P(r)VLT logistic regression

Age, education, gender, and P(r)VLT delayed free recall and delayed recognition scores accounted for approximately 19.8% of the null deviance (R2L = .198). The full model containing all demographic and both P(r)VLT variables correctly classified 66% of the patients. Without any information from predictors, the null model accurately predicted 50.8% of the patients diagnosed with MCI. These proportions were subsequently used to calculate the proportion of correct classification corrected for base rate. Approximately 31.3% of the patients who were not correctly classified by the null model (base rate model) were able to be correctly classified by the five predictor (full) model. Specifically, 10 of the 32 patients not initially correctly classified by the null model were able to be correctly classified by the full model. After controlling for demographic variables, both P(r)VLT delayed free recall and delayed recognition scores significantly predicted MCI diagnosis (χ2 [2] = 17.134, p < .001; see section 2.2 in Table 5). However, unlike the BVMT-R described above, and despite the significant omnibus effect, neither P(r)VLT scores uniquely predicted MCI versus non-MCI diagnosis (p > .05).

Logistic regression model comparison

The BVMT-R model yielded a smaller AIC value (AIC = 1.08) than the P(r)VLT model (AIC = 1.25), suggesting that BVMT-R scores provided greater utility in correctly classifying patients’ diagnostic group membership (Table 6).

Within-Group Comparisons

In a series of paired-sample t tests to assess for within-group differences between visual and verbal modalities, non-MCI patients showed no differences in visual versus verbal test performance. aMCI patients scored approximately .35 SD lower on the P(r)VLT immediate free recall (M = −1.23) than BVMT-R immediate free recall (M = −0.87; t [13] = −2.31, p < .04, confidence interval [CI]: −0.02 to −0.68, d = .62), suggesting a medium effect size (Cohen, 1988) with no difference for delayed free recall or delayed recognition performance. Mixed/dys MCI patients performed approximately 0.23 SD lower on BVMT-R immediate free recall (M = −0.92) than P(r)VLT immediate free recall (M = −0.69; t [18] = −2.67, p < .02, CI: −0.45 to −0.41, d = .61), and approximately 0.20 SD lower on BVMT-R delayed recognition (M = −0.46) than P(r)VLT delayed recognition (M = −0.26; t[18] = −2.54, p < .02, CI: −0.37 to −0.03, d = .58), consistent with medium effect sizes (Cohen, 1988). No significant difference was found for delayed free recall performance.

Discussion

Prior research has shown that MCI patients may score lower on visual versus verbal episodic memory tests, suggesting that performance on visual episodic memory tests may be more sensitive in identifying emergent illness.
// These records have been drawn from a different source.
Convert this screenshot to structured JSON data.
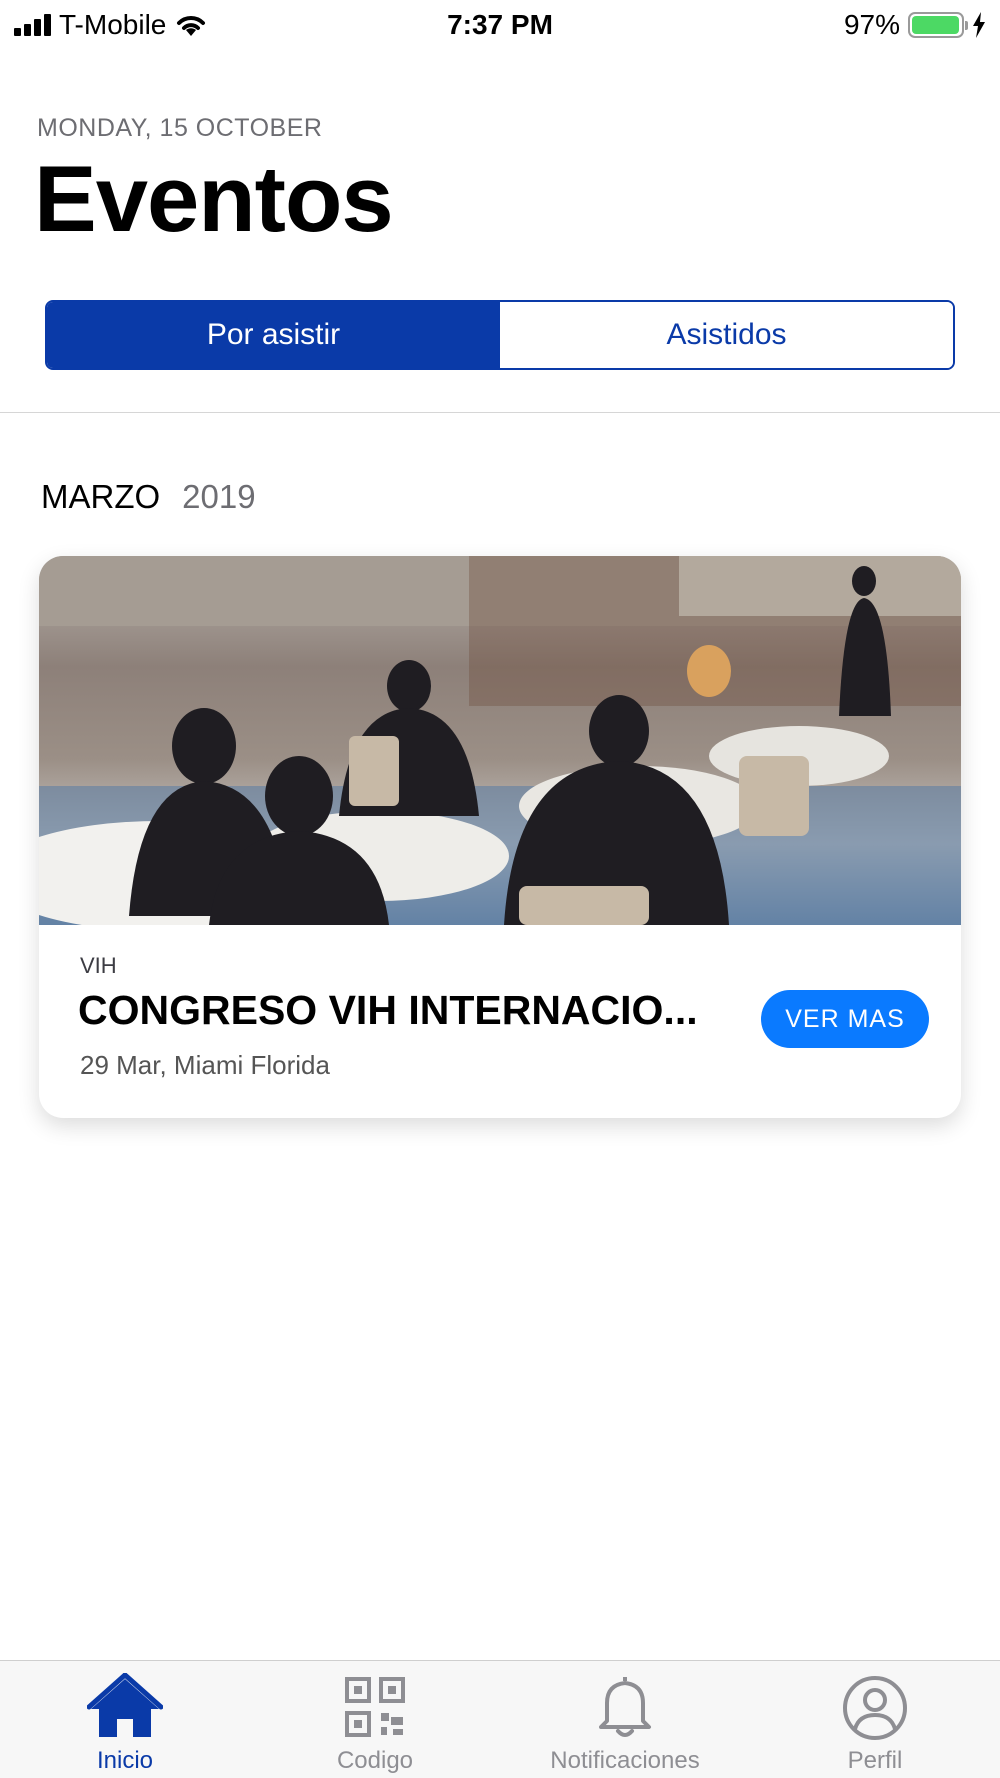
{
  "status_bar": {
    "carrier": "T-Mobile",
    "time": "7:37 PM",
    "battery": "97%",
    "battery_level": 0.97
  },
  "header": {
    "date": "MONDAY, 15 OCTOBER",
    "title": "Eventos"
  },
  "segments": [
    {
      "label": "Por asistir",
      "active": true
    },
    {
      "label": "Asistidos",
      "active": false
    }
  ],
  "section": {
    "month": "MARZO",
    "year": "2019"
  },
  "event": {
    "tag": "VIH",
    "title": "CONGRESO VIH INTERNACIO...",
    "meta": "29 Mar, Miami Florida",
    "button": "VER MAS"
  },
  "tab_bar": [
    {
      "label": "Inicio",
      "icon": "home-icon",
      "active": true
    },
    {
      "label": "Codigo",
      "icon": "qr-code-icon",
      "active": false
    },
    {
      "label": "Notificaciones",
      "icon": "bell-icon",
      "active": false
    },
    {
      "label": "Perfil",
      "icon": "profile-icon",
      "active": false
    }
  ],
  "colors": {
    "primary": "#0a3aa8",
    "button": "#0a7aff",
    "tab_inactive": "#8e8e93",
    "battery": "#4cd964"
  }
}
The current research was interested in providing additional evidence (1) demonstrating that MCI patients may, in fact, score lower on visual versus verbal episodic memory tests; (2) that mixed/dys patients may score lower than other groups because of the diversity of their neuropsychological impairment; and (3) that visual versus verbal episodic memory test performance may be more effective in classifying patients into their respective groups.

To extend prior research suggesting episodic memory material-specificity in MCI, the current research classified patients using statistically derived comprehensive neuropsychological diagnostic criteria (Jak et al., 2009) that provided clear operational definitions for MCI subtypes and non-MCI patients. Analytical strategies contributed to both between- and within-group analyses that assessed for material-specific effects, and logistic regression analyses that determined how well either test was able to classify patients into MCI versus non-MCI groups.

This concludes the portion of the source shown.